Cognitive decline
- Diminishing mental capacity with age
- Deterioration of the mind with age
- Decline in cognitive ability with ageing
Nature
The brain changes with age: it loses about 10% of weight and some large nerve cells wither. Brain scans also show different brain patterns in younger and older people. Different regions of the brains of old people are also less well connected with each other. Such physical changes appear to be related to loss of cognitive and intellectual abilities in the aged, the most obvious being memory.
Background
Some studies have linked high blood pressure to mental decline, while other research suggests that keeping blood pressure under control wards off mental deterioration. Either way, maintaining a healthy flow of blood and oxygen protects the brain. There is some evidence that exercise might be able to offset some of the mental decline often associated with the aging process, sharpening memory and certain other mental abilities.
Incidence
In a US study of more than 400 people aged 45 to 103, a little more than half were considered to have mild cognitive impairment while the rest had no memory problems. Some of those with mild memory problems also had signs of other difficulty with judgement, problem solving or with personal care, which are typically seen with Alzheimer's disease. Over the 5-year observation period, only 7% of people with no memory problems went on to develop full-blown dementia. In contrast, 20% to 61% of those with mild cognitive impairment developed dementia, depending on the severity of symptoms at the beginning of the study. Of 25 of those who died, an autopsy of brain tissue showed that 24 had a dementing disorder, including 21 cases of Alzheimer's disease.
Claim
Staying mentally active helps a person's mental health just as staying physically active wards off the signs of physiological aging.
Counter-claim
The common belief that the mind loses its edge may be a with age may be a misperception.
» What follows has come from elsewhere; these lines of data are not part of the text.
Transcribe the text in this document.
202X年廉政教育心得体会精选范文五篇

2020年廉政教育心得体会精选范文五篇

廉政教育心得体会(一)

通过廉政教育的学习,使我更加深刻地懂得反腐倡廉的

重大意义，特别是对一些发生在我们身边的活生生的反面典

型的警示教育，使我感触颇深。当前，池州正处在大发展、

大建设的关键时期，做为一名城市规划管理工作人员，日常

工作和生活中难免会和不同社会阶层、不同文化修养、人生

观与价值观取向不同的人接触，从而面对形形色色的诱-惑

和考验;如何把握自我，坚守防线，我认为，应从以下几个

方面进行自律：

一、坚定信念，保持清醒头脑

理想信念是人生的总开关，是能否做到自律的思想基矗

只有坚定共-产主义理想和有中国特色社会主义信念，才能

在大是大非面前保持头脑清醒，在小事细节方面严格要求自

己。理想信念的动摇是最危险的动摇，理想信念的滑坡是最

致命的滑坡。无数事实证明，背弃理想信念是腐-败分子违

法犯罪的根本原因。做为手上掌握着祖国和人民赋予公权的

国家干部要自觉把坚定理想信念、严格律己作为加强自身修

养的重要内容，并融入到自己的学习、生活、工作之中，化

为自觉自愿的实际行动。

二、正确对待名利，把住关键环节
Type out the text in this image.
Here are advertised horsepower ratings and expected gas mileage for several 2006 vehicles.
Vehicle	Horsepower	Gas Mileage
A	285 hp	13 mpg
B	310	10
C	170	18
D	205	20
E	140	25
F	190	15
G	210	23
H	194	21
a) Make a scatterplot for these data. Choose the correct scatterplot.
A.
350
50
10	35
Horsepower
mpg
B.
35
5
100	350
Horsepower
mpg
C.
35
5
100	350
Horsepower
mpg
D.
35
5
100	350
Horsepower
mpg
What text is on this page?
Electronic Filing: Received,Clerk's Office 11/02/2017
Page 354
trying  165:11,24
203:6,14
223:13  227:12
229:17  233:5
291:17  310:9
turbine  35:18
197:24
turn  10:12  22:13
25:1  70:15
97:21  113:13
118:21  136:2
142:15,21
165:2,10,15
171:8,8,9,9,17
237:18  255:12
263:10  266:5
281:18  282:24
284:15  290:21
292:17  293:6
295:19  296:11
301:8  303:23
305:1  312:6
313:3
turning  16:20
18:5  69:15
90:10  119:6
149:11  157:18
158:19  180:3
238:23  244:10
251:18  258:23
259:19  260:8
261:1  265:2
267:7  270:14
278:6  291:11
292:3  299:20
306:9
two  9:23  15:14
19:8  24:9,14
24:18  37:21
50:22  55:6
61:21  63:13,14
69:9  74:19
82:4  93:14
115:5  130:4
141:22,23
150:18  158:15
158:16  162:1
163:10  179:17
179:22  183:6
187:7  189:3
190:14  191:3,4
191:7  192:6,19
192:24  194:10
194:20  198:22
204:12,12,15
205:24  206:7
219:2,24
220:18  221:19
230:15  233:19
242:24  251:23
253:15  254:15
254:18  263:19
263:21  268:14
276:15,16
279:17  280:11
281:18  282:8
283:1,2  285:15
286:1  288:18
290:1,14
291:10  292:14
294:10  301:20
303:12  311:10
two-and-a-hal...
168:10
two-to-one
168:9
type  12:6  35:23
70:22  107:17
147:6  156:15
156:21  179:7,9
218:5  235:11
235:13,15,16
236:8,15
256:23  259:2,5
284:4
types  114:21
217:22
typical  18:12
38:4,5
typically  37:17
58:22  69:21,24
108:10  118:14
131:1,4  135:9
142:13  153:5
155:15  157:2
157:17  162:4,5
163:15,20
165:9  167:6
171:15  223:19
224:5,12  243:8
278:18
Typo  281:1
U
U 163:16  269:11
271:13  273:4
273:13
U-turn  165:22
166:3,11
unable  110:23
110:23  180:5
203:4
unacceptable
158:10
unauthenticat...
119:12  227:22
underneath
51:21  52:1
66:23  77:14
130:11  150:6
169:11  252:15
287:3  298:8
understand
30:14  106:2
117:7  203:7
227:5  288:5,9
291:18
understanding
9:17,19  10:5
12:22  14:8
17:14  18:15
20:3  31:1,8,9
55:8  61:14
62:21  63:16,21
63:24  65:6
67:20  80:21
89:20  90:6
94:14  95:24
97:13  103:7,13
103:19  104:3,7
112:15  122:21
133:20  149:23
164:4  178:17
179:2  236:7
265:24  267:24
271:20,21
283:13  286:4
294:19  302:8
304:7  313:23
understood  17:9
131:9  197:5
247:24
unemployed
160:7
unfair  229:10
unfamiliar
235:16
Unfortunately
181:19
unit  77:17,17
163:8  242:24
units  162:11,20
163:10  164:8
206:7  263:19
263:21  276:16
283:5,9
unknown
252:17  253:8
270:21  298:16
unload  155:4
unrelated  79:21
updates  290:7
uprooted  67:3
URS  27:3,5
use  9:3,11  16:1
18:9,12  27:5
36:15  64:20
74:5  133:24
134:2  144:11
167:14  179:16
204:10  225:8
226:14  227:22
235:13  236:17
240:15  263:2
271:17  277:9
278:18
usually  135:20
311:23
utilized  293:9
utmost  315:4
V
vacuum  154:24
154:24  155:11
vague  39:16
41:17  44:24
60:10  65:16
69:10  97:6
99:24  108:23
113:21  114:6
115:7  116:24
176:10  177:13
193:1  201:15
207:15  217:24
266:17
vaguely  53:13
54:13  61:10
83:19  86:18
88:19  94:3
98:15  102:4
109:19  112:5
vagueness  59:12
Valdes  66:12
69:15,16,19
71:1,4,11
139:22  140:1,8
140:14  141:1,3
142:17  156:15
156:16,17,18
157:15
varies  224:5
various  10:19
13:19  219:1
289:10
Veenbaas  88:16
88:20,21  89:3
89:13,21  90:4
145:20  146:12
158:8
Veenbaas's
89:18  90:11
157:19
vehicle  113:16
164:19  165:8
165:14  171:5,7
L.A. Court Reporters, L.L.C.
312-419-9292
Actual disease, not age itself, may underline many of even most cases of feeblemindedness in the elderly. 60 people who are now septuagenarians, within a sample of 2,000 people aged 20 to 97, have been repeating the same mental tasks every year as part of a research programme. The old people had lost little of their capability except in the area of memory. They were only fractionally slower in tests of mental ability, and virtually identical on verbal abilities. Physiologists are finding that the old brain is just as capable as the young brain at growing new connections between brain cells. It is quite possible that dullness in older people is simply due to lack of thinking.